The New York Times decision to publish an anonymous Op-Ed piece from a “senior White House official” is troubling. Reading the piece reinforced many beliefs I have of the Machiavellian nature of the Presidency. But on contemplation, a more troubling aspect of this action by an administration official bubbled to the surface. If we are to believe the motivation is to put country first over politics, the veil of anonymity casts a shadow of cowardice.
It would seem the writer is more concerned with protecting themselves, continuing the professed but inconsistently followed policies of the President, and maintaining Republican control of the White House than protecting the country from the deranged and dangerous President.
The American people, for reasons I still cannot fathom, elected Mr. Trump. He is the President of the United States. That the American people should breathe a sigh relief because unnamed, unknown, and unelected officials are manipulating government policy on our behalf is ludicrous.
This shadow government bears a strong resemblance to the “Deep state” so often blamed by the President for his problems.
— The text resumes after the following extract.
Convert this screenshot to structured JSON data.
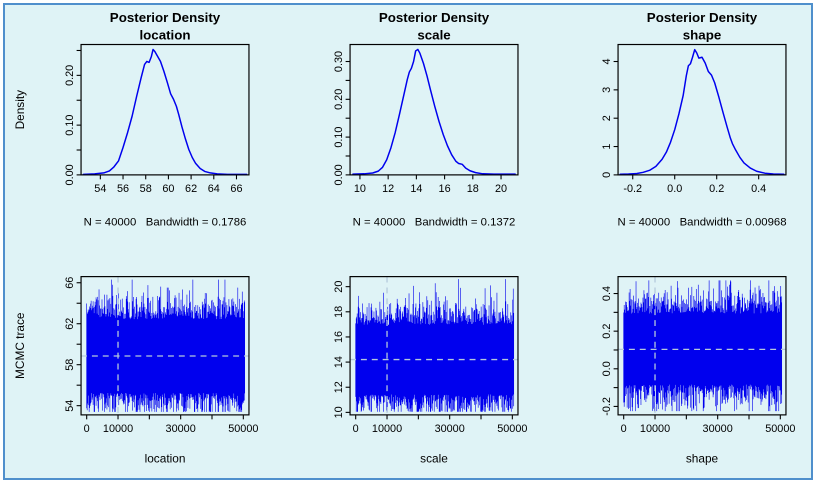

If, as the writer points out, consideration has been given to invoking the 25th Amendment then that is the only path provided for removing an incompetent, deranged, or dangerous President.
When faced with a moral or ethical crisis within government it is expected those called to such service rise to the occasion and publicly take a stand. If that comes at the cost of one’s position such is the burden of public service.
The New York Times is not blameless in this. The media faces an unprecedented challenge to its survival. The public trend of seeking only that which confirms beliefs, no matter how foolish or wrongheaded, and disparaging different perspectives is dangerous. There has rarely been a time in history where a free and respected media is more critical to our survival.
Protecting anonymity is often the only way to obtain critical information. The long-protected secret of Watergate, ‘Deep-throat,” is the classic example. But protecting the anonymity of individuals who offer evidence of a dangerous man at the head of our government and profess to know what is in our best interests is a conspiracy to undermine the very foundation of government.
The anonymous writer invoked the name of John McCain as someone we should use as a model for a government of compromise. I admired John McCain. Millions of Americans admired John McCain. If McCain were still among us, I believe he’d be the first to demand the veil of anonymity be removed for the good of the country.